Nos preguntaban el otro día en una tertulia radiofónica si los españoles estamos perdiendo o no la capacidad de entendernos en cuestiones políticas. El enconamiento de las posiciones (entre bloques de izquierda y derecha, o entre constitucionalistas e independentistas) y el consiguiente «clima de crispación», parecen resucitar el fantasma de «dos Españas» irreconciliables e incapaces de comunicarse entre sí. El tono de miles de mensajes que corren por la red -y en que las posiciones del contrario aparecen tan caricaturizadas y fáciles de atacar (y odiar) como en aquellos viejos carteles bélicos llenos de imprecaciones a «rojos» y «fascistas»- parecen confirmar la cosa. ¿Será esto cierto?

A mi me parece que -de momento- esto no es sino una exageración interesada (aunque menos que la que seguramente suscite lo que acabo de decir).
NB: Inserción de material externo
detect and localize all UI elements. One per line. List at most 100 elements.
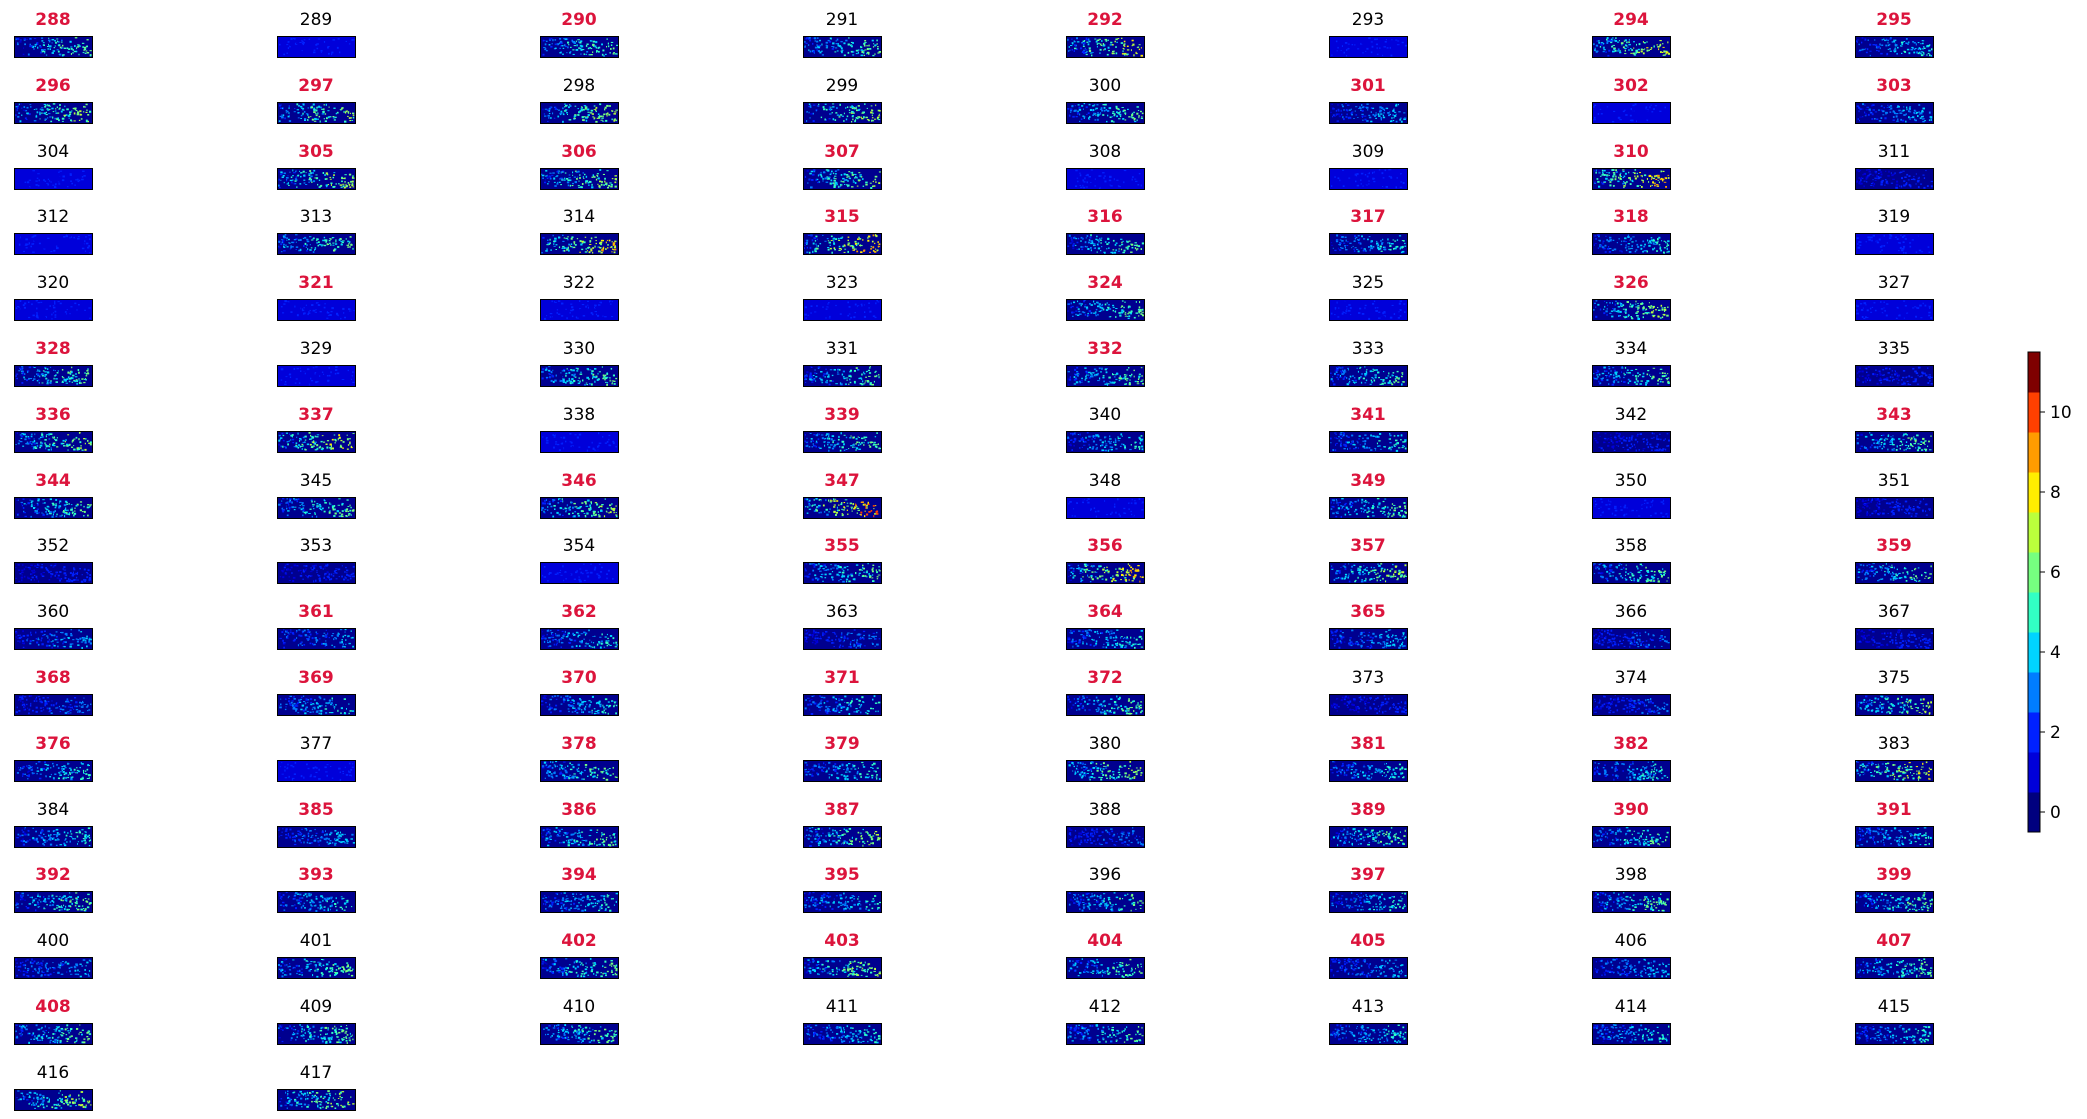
heatmap-cell [1124,313,1127,315]
heatmap-cell [584,173,586,175]
heatmap-cell [1598,42,1601,44]
heatmap-cell [334,116,337,118]
heatmap-cell [1086,113,1088,115]
heatmap-cell [1395,174,1398,176]
heatmap-cell [56,106,58,108]
heatmap-cell [29,45,32,48]
heatmap-cell [1357,42,1360,45]
heatmap-cell [330,183,332,186]
heatmap-cell [1375,117,1377,119]
heatmap-cell [337,38,340,40]
heatmap-cell [34,45,36,48]
heatmap-cell [1125,312,1127,314]
heatmap-cell [1865,113,1867,116]
heatmap-cell [309,249,312,252]
heatmap-cell [595,120,598,123]
heatmap-cell [349,39,351,42]
heatmap-cell [859,244,861,247]
heatmap-cell [1094,311,1097,314]
heatmap-cell [1661,178,1664,181]
heatmap-cell [872,250,875,253]
heatmap-cell [1397,309,1400,312]
heatmap-cell [602,312,603,314]
heatmap-cell [31,183,34,185]
heatmap-cell [1901,249,1904,252]
heatmap-cell [867,240,870,243]
heatmap-cell [846,115,849,117]
panel-title: 306 [561,141,597,162]
heatmap-cell [18,243,21,247]
heatmap-cell [1902,109,1905,111]
heatmap-cell [286,176,289,179]
heatmap-cell [1360,182,1362,185]
heatmap-cell [340,107,343,110]
heatmap-cell [1375,112,1377,114]
heatmap-cell [1919,117,1922,119]
panel-title: 309 [1351,141,1385,162]
heatmap-cell [1632,236,1635,238]
heatmap-cell [1339,244,1341,246]
heatmap-cell [307,114,309,116]
heatmap-cell [1898,109,1901,112]
heatmap-cell [305,112,309,115]
heatmap-cell [38,111,41,113]
heatmap-cell [1344,178,1347,180]
heatmap-cell [1650,47,1653,49]
heatmap-cell [805,38,808,40]
heatmap-cell [870,111,873,114]
heatmap-cell [1644,309,1647,311]
heatmap-cell [1371,245,1373,248]
heatmap-cell [1078,248,1080,251]
heatmap-cell [841,236,844,238]
heatmap-cell [855,118,857,121]
heatmap-cell [1924,304,1927,307]
heatmap-cell [1924,119,1926,121]
heatmap-cell [1601,246,1603,249]
panel-heatmap-image [15,168,92,189]
heatmap-cell [59,173,62,176]
heatmap-cell [33,378,36,380]
heatmap-cell [1646,109,1649,112]
heatmap-cell [553,181,556,183]
heatmap-cell [1092,104,1095,107]
panel-325: 325 [1328,273,1408,329]
heatmap-cell [1903,235,1906,238]
heatmap-cell [609,52,611,54]
heatmap-cell [562,378,565,380]
heatmap-cell [56,372,59,374]
heatmap-cell [1083,115,1086,118]
heatmap-cell [854,181,857,184]
heatmap-cell [1886,111,1888,114]
heatmap-cell [592,247,595,250]
heatmap-cell [1098,183,1101,186]
heatmap-cell [1904,306,1907,309]
panel-327: 327 [1854,273,1934,329]
heatmap-cell [607,186,609,188]
heatmap-cell [551,300,553,303]
heatmap-cell [43,375,46,377]
heatmap-cell [1125,182,1127,185]
heatmap-cell [593,108,595,110]
heatmap-cell [1102,171,1105,173]
heatmap-cell [1122,310,1125,313]
heatmap-cell [824,176,827,179]
heatmap-cell [348,246,351,248]
heatmap-cell [26,180,30,183]
heatmap-cell [1342,172,1345,174]
heatmap-cell [1900,234,1902,237]
heatmap-cell [1888,237,1892,240]
heatmap-cell [840,113,843,116]
heatmap-cell [37,369,39,371]
heatmap-cell [847,308,850,310]
heatmap-cell [570,46,572,48]
heatmap-cell [872,315,876,318]
heatmap-cell [1099,186,1101,189]
heatmap-cell [1067,303,1070,305]
heatmap-cell [1609,248,1612,250]
heatmap-cell [571,247,574,249]
heatmap-cell [1345,310,1348,313]
heatmap-cell [1356,315,1359,317]
heatmap-cell [1385,107,1387,109]
heatmap-cell [1899,171,1903,173]
heatmap-cell [87,245,90,248]
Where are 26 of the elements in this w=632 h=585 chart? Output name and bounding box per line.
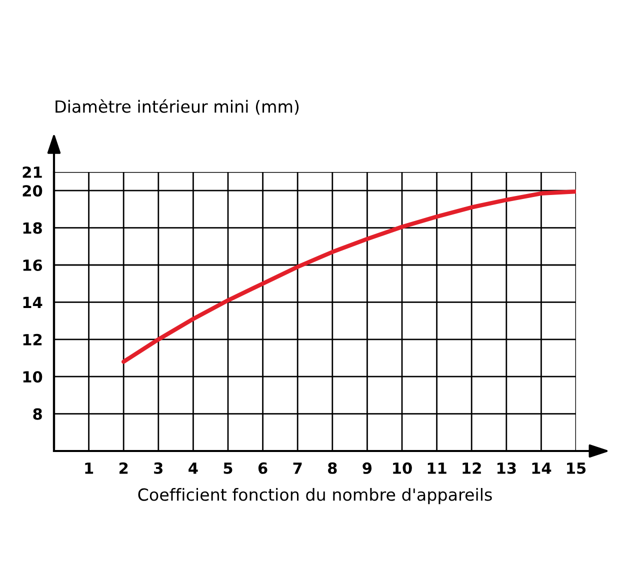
x-tick-label: 9	[362, 462, 372, 474]
x-tick-label: 11	[428, 462, 446, 474]
y-tick-label: 12	[23, 334, 42, 346]
line-series	[122, 189, 576, 364]
y-tick-label: 21	[22, 166, 42, 178]
x-tick-label: 1	[85, 462, 94, 474]
x-tick-label: 7	[293, 462, 302, 474]
x-tick-label: 14	[532, 462, 552, 474]
x-tick-label: 13	[497, 462, 516, 474]
x-axis-title: Coefficient fonction du nombre d'appareils	[138, 488, 492, 504]
x-tick-label: 6	[258, 462, 268, 474]
x-tick-label: 4	[188, 462, 198, 474]
x-tick-label: 5	[224, 462, 232, 474]
x-tick-label: 2	[119, 462, 128, 474]
x-tick-label: 10	[393, 462, 412, 474]
x-tick-label: 3	[154, 462, 162, 474]
y-tick-label: 8	[33, 408, 42, 420]
x-tick-label: 15	[567, 462, 586, 474]
x-tick-label: 12	[462, 462, 481, 474]
y-tick-label: 18	[23, 222, 42, 234]
y-axis-title: Diamètre intérieur mini (mm)	[56, 99, 299, 115]
y-tick-label: 14	[23, 296, 42, 308]
y-tick-label: 16	[23, 259, 42, 272]
y-tick-label: 10	[23, 371, 42, 383]
y-tick-label: 20	[22, 185, 42, 197]
x-tick-label: 8	[328, 462, 337, 474]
La mayoría de los ciudadanos siguen siendo muy capaces de entenderse y de mantener ciertos principios esenciales en común. Otra cosa es que se quiera generar la impresión de lo contrario. La estrategia de la crispación es muy útil en muchos sentidos. Sirve, por ejemplo, para insuflar un remedo de pluralidad y vitalidad en un sistema político -como es el nuestro- en el que, en el fondo, todas las cuestiones sustanciales están decididas de antemano -sin la más mínima controversia-.

Como se ha dicho a menudo, el problema principal que acecha a los estados democráticos es su falta de legitimidad. La función que los ha justificado hasta hoy -la salvaguarda del orden socioeconómico y de un mínimo marco de referencia cultural en torno a símbolos identitarios y otros- es algo que ya apenas le compete. Tanto las decisiones económicas, de las que depende la estabilidad social, como la generación simbólica de las referencias culturales en torno a las cuales se orienta la gente, se han «globalizado» y desplazado a instancias que escapan, casi por completo, del control de los Estados nación.

Así las cosas, la única y modesta fuente de legitimidad que queda a los estados democráticos es el pequeño acto simbólico -y cuasi mágico- del voto («mágico» en cuanto ritual generador de la ilusión de un efecto real). Esto no quiere decir que el voto carezca de utilidad. El voto sirve, fundamentalmente, para legitimar a los estados democráticos y, a su través -y mientras sea precisa esa mediación-, al orden socio-económico e ideológico que se determina más allá de ellos. Lo de los partidos políticos y sus «enconadas diferencias» es una astuta manera de ocultar y legitimar que todo lo que realmente condiciona nuestra vida social está ya atado y bien atado.

El rito del voto sirve, decimos, para legitimar un orden socio-económico e ideológico que, en el fondo, no ha votado nadie. ¿Pero se imaginan que -en justa correspondencia- nadie quisiera participar en la pantomima electoral? Una democracia puede pervivir en condiciones muy precarias, pero no con urnas completamente vacías. ¿Qué hacer para evitar ese riesgo? Una mala solución sería obligar a la gente a votar (como se hace en algunos países). ¿Pero y si se resisten? Hay una estrategia mejor: la de la crispación. Los fabricantes de bulos, que viven de ella, saben muy bien como generarla y aprovecharla. Los políticos profesionales también. La regla principal podría ser: «genera controversia, encona las posiciones, evita todo aquello que contribuya al consenso y al diálogo sensato, y producirás la sensación de que hay una apasionante (o, al menos, apasionada) vida política más acá de las determinaciones (e indeterminaciones) socio económicas internacionales y su administración burocrática e ideológica global».

Esto es: crea usted que su voto para evitar el «fascismo» (o la llegada de las «hordas rojas») es poco menos que un acontecimiento histórico, o de que las decorativas políticas simbólicas y sociales de bajo coste que los partidos pueden poner en marcha (y que es, básicamente, lo que los distingue) van a determinar nuestro futuro o el de nuestros hijos. Si son ustedes capaces de creerse tal cosa, todo va como la seda. Ah. Y antes de que me despellejen, les advierto que yo también he votado. Supersticioso que es uno.